Dirty beesness

  • el
  • pt
  • I’ve had my mouth engaged about this since last winter, but my mind is only starting to catch up. Bee mites have been a problem for years so when I heard about Colony Collapse Disorder I conflated the two issues. The Varroa mite has been troubling bee keepers since the eighties, but the current rash of Colony Collapse Disorder was first reported in late 2024, according to The Economist.

    My first hypothesis was market concentration of commercial hives. With only a few vendors supplying most of the bees in the country, it doesn’t take much to mess up the supply chain. But last night I had a conversation that was running toward Bayer and Gaucho. The implication was that the agrichem industry has so fucked up the environment that the bees don’t want to live here anymore. I can’t find a substantiating study, but I can look out my window and see brown fields where every weed is dead and the April rains are moistening sterile soil in preparation for a crop of “Round-up ready Soybeans.”

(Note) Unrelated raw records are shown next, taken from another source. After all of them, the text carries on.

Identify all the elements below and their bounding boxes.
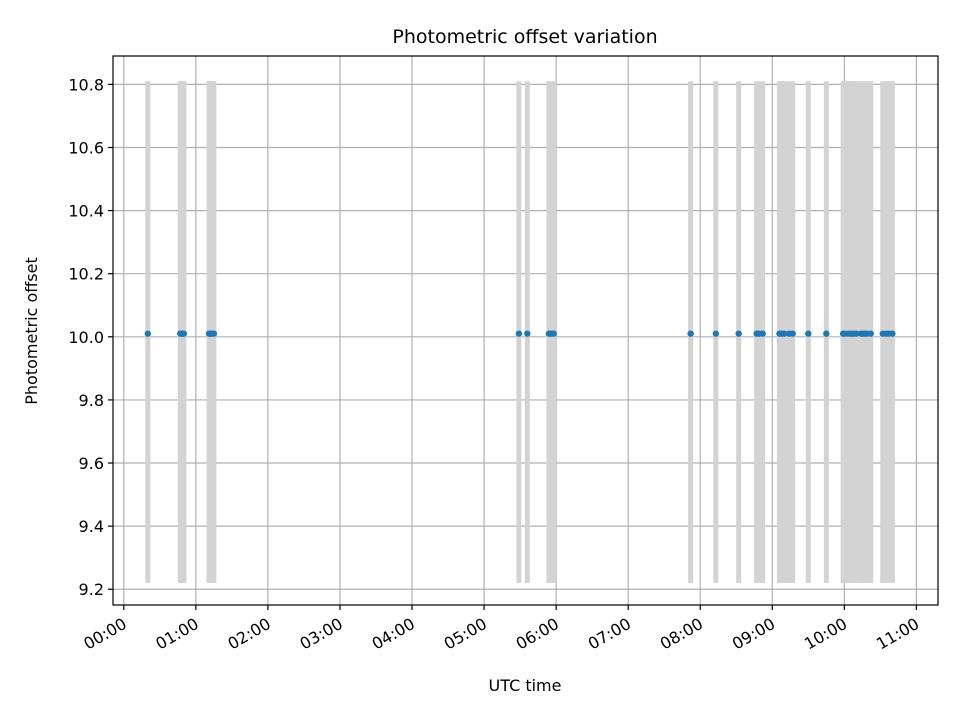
y-tick-label: 10.6	[68, 139, 104, 158]
y-tick-label: 9.2	[79, 580, 104, 599]
data-point	[712, 330, 720, 337]
data-point	[735, 330, 742, 337]
data-point	[180, 330, 188, 337]
data-point	[210, 330, 218, 337]
x-axis-label: UTC time	[489, 676, 562, 695]
data-point	[781, 330, 788, 337]
data-point	[144, 330, 152, 337]
x-tick-label: 04:00	[369, 614, 418, 654]
x-tick-label: 02:00	[224, 614, 273, 654]
y-tick-label: 10.4	[68, 202, 104, 221]
y-tick-label: 10.2	[68, 265, 104, 284]
plot-frame	[112, 55, 939, 606]
x-tick-label: 01:00	[152, 614, 201, 654]
x-tick-label: 09:00	[729, 614, 778, 654]
x-tick-label: 08:00	[657, 614, 706, 654]
x-tick-label: 11:00	[873, 614, 922, 654]
data-point	[759, 330, 766, 337]
x-tick-label: 06:00	[513, 614, 562, 654]
y-axis-label: Photometric offset	[22, 257, 41, 405]
x-tick-label: 03:00	[297, 614, 346, 654]
x-tick-label: 07:00	[585, 614, 634, 654]
data-point	[889, 330, 896, 337]
data-point-layer	[144, 330, 896, 337]
y-tick-label: 10.8	[68, 75, 104, 94]
data-point	[823, 330, 830, 337]
data-point	[515, 330, 523, 337]
data-point	[867, 330, 874, 337]
y-tick-label: 10.0	[68, 328, 104, 347]
x-tick-label: 00:00	[80, 614, 129, 654]
y-tick-label: 9.4	[79, 517, 104, 536]
y-tick-label: 9.8	[79, 391, 104, 410]
data-point	[805, 330, 812, 337]
chart-title: Photometric offset variation	[392, 26, 657, 48]
data-point	[687, 330, 694, 337]
data-point	[789, 330, 796, 337]
data-point	[853, 330, 860, 337]
y-tick-label: 9.6	[79, 454, 104, 473]
x-tick-label: 05:00	[441, 614, 490, 654]
x-tick-label: 10:00	[801, 614, 850, 654]
data-point	[550, 330, 557, 337]
data-point	[524, 330, 531, 337]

    So I don’t have the answer right now, but all the -cides out there — herbicides and insecticides — point to a world that is increasingly unsafe for bees and other living things. Let’s keep our eyes open and be ready to shut down the bee killers when we figure out who they are.

    [tags]apiaries, death by poison, bees knees[/tags]

    Posted in Environment, Nature, Politics, Science
    3 comments on “Dirty beesness
    1. John Blatchford says:

      I have just written a brief article about the Honeybee crisis which you might find of interest http://insects.suite101.com/article.cfm/bee_crisis

    2. Jmo says:

      Dude. Frank.
      I’ve been having like, anxiety attacks over the state of bees lately. I have a strong affinity for them (I love social insects, and may become a member of the Amateur Entomologists’ Society or International Union for the Study of Social Insects in the year…) and the fact that so many of them are getting ill…

      Oh it chills me to the bone. Somebody actually snapped at me for ranting about the bees earlier. The gall (Gaul)!

    3. Jmo. Dudette. There’s a good comment by Dave at Shelley’s that brings us full circle to the Varroa mite as the root cause. That would seem to be backed up by the UCSF research that finds iflaviral remnants in the ground up dead bees they studied.

      But I still think it is all tied to the ecocide we wreak on huge tracts of cropland in order to improve crop yields.